Stephen | DeFi Dojo
Stephen | DeFi Dojo

@phtevenstrong

12 Tweets 26 reads Jun 03, 2022
Real talk
Ponzinomic protocols are the bread and butter of PVP DeFi. This is an unfortunate truth.
They're the most profitable plays if timed correctly but earnings come at the expense of later investors.
So what do we do about them? 🧵
1/
For the sake of this thread, I'm defining ponzinomics as tokenomic models where >98% of yield comes from new or compounded investments OR >98% of revenue is generated by investors.
2/
Why are these models unsustainable?
Because these models rely on new investment instead of external revenue models, new investment must outpace profit taking to keep the ponzi-asset stable.
I.E., sell pressure overcomes buy pressure as investment reaches a critical mass.
3/
It's important to understand that a ponzi-asset is used to realize APY/APR.
Because it must be sold at some point, as more investors pile into a ponzinomic model, more future sell pressure is put on the asset until new investment can't keep up.
4/
Early investors are the constant "winners" in ponzinomic models.
They're able to invest early on "alpha" or insder information, then use late investors as exit liquidity as the ponzi asset appreciates in value.
But which models are ponzi in DeFi and which aren't?
5/
Seigniorage "boardroom" models are one example.
De-pegging is an indicator that you're approaching critical mass.
While peg can be regained, these models are inherently unstable as 100% of boardroom comes from new investment/buy-pressure on the ponzi asset.
6/
"Nodes as a service" where treasuries' revenue or "DaaS" accounted for less than 2% of payout to node runners is another example.

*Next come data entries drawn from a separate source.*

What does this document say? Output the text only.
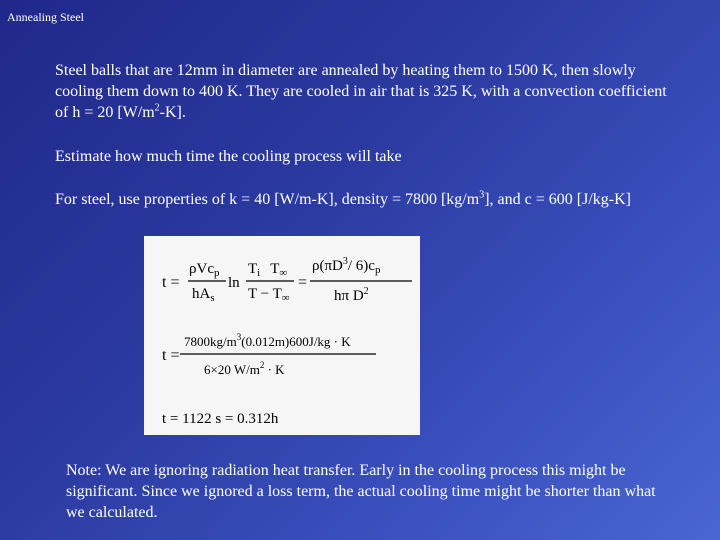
Annealing Steel

Steel balls that are 12mm in diameter are annealed by heating them to 1500 K, then slowly cooling them down to 400 K. They are cooled in air that is 325 K, with a convection coefficient of h = 20 $[W/m^2-K]$.

Estimate how much time the cooling process will take

For steel, use properties of k = 40 [W/m-K], density = 7800 $[kg/m^3]$, and c = 600 [J/kg-K]

t =
ρVc$_p$
$hA_s$
ln
$T_i$ $T_\infty$
$T - T_\infty$
=
$\rho(\pi D^3/$ $6)c_p$
hπ $D^2$
t =
$7800kg/m^3(0.012m)600J/kg \cdot K$
6×20 $W/m^2 \cdot K$
t = 1122 s = 0.312h

Note: We are ignoring radiation heat transfer. Early in the cooling process this might be significant. Since we ignored a loss term, the actual cooling time might be shorter than what we calculated.
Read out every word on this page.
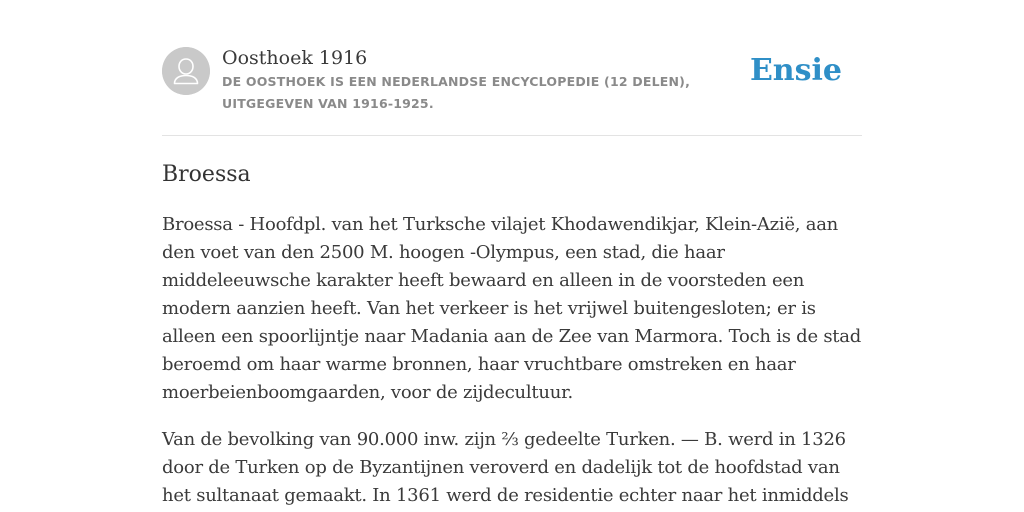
Oosthoek 1916
DE OOSTHOEK IS EEN NEDERLANDSE ENCYCLOPEDIE (12 DELEN), UITGEGEVEN VAN 1916-1925.
Ensie
Broessa

Broessa - Hoofdpl. van het Turksche vilajet Khodawendikjar, Klein-Azië, aan den voet van den 2500 M. hoogen -Olympus, een stad, die haar middeleeuwsche karakter heeft bewaard en alleen in de voorsteden een modern aanzien heeft. Van het verkeer is het vrijwel buitengesloten; er is alleen een spoorlijntje naar Madania aan de Zee van Marmora. Toch is de stad beroemd om haar warme bronnen, haar vruchtbare omstreken en haar moerbeienboomgaarden, voor de zijdecultuur.

Van de bevolking van 90.000 inw. zijn ⅔ gedeelte Turken. — B. werd in 1326 door de Turken op de Byzantijnen veroverd en dadelijk tot de hoofdstad van het sultanaat gemaakt. In 1361 werd de residentie echter naar het inmiddels
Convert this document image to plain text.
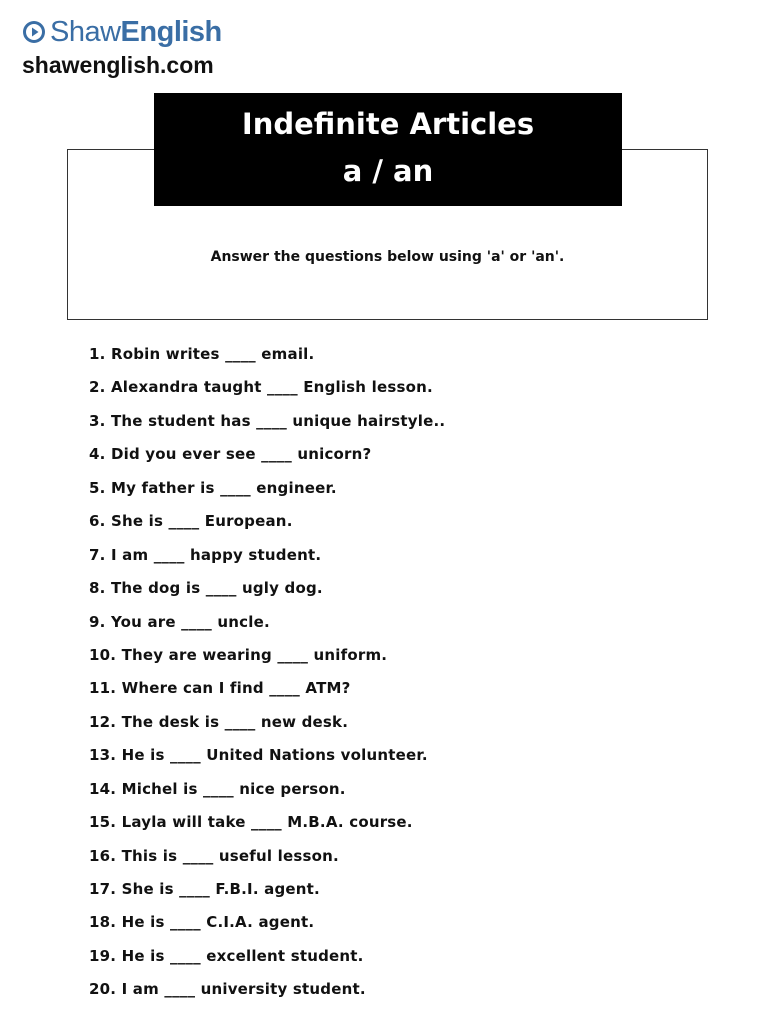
ShawEnglish
shawenglish.com
Indefinite Articles
a / an
Answer the questions below using 'a' or 'an'.
1. Robin writes ____ email.
2. Alexandra taught ____ English lesson.
3. The student has ____ unique hairstyle..
4. Did you ever see ____ unicorn?
5. My father is ____ engineer.
6. She is ____ European.
7. I am ____ happy student.
8. The dog is ____ ugly dog.
9. You are ____ uncle.
10. They are wearing ____ uniform.
11. Where can I find ____ ATM?
12. The desk is ____ new desk.
13. He is ____ United Nations volunteer.
14. Michel is ____ nice person.
15. Layla will take ____ M.B.A. course.
16. This is ____ useful lesson.
17. She is ____ F.B.I. agent.
18. He is ____ C.I.A. agent.
19. He is ____ excellent student.
20. I am ____ university student.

I'll admit that I got caught up in some of these narrators. This is why I no longer invest in future promises of revenue models (in DeFi).
7/
Tokenomic models where you lock up or burn your initial and then have it slowly dripped back to you over time also rely purely on new investment to keep the price high enough for you to ROI while early investor sell pressure reaches critical mass and price begins to tank.
8/
There are many different models. Effectively the rule is this:
If the yield primarily comes from new investors or compounders, it's ponzinomics. If the yield comes from a service provided (swap fees, borrow fees, liquidation fees, etc.) then it's not ponzinomics.
9/
So...should you invest in ponzinomics?
I like to use a gaming analogy. Imagine you're playing fortnite (or some equivelent) for money.
Players who understand the game and who have experience are going to win more often, but market conditions dictate who wins money.
10/
In a bull market, maybe the top 70 (out of 100) players are net positive. In a bear market, maybe only the top 10 players (out of 100) are. Are you a top ten player in DeFi?
If so, go for it, as long as investors are consensually competing for yields, try your hand.
11/
My major concern is that these PVP models are not being marketed or understood as PVP. So more than half the players don't know they're being shot at.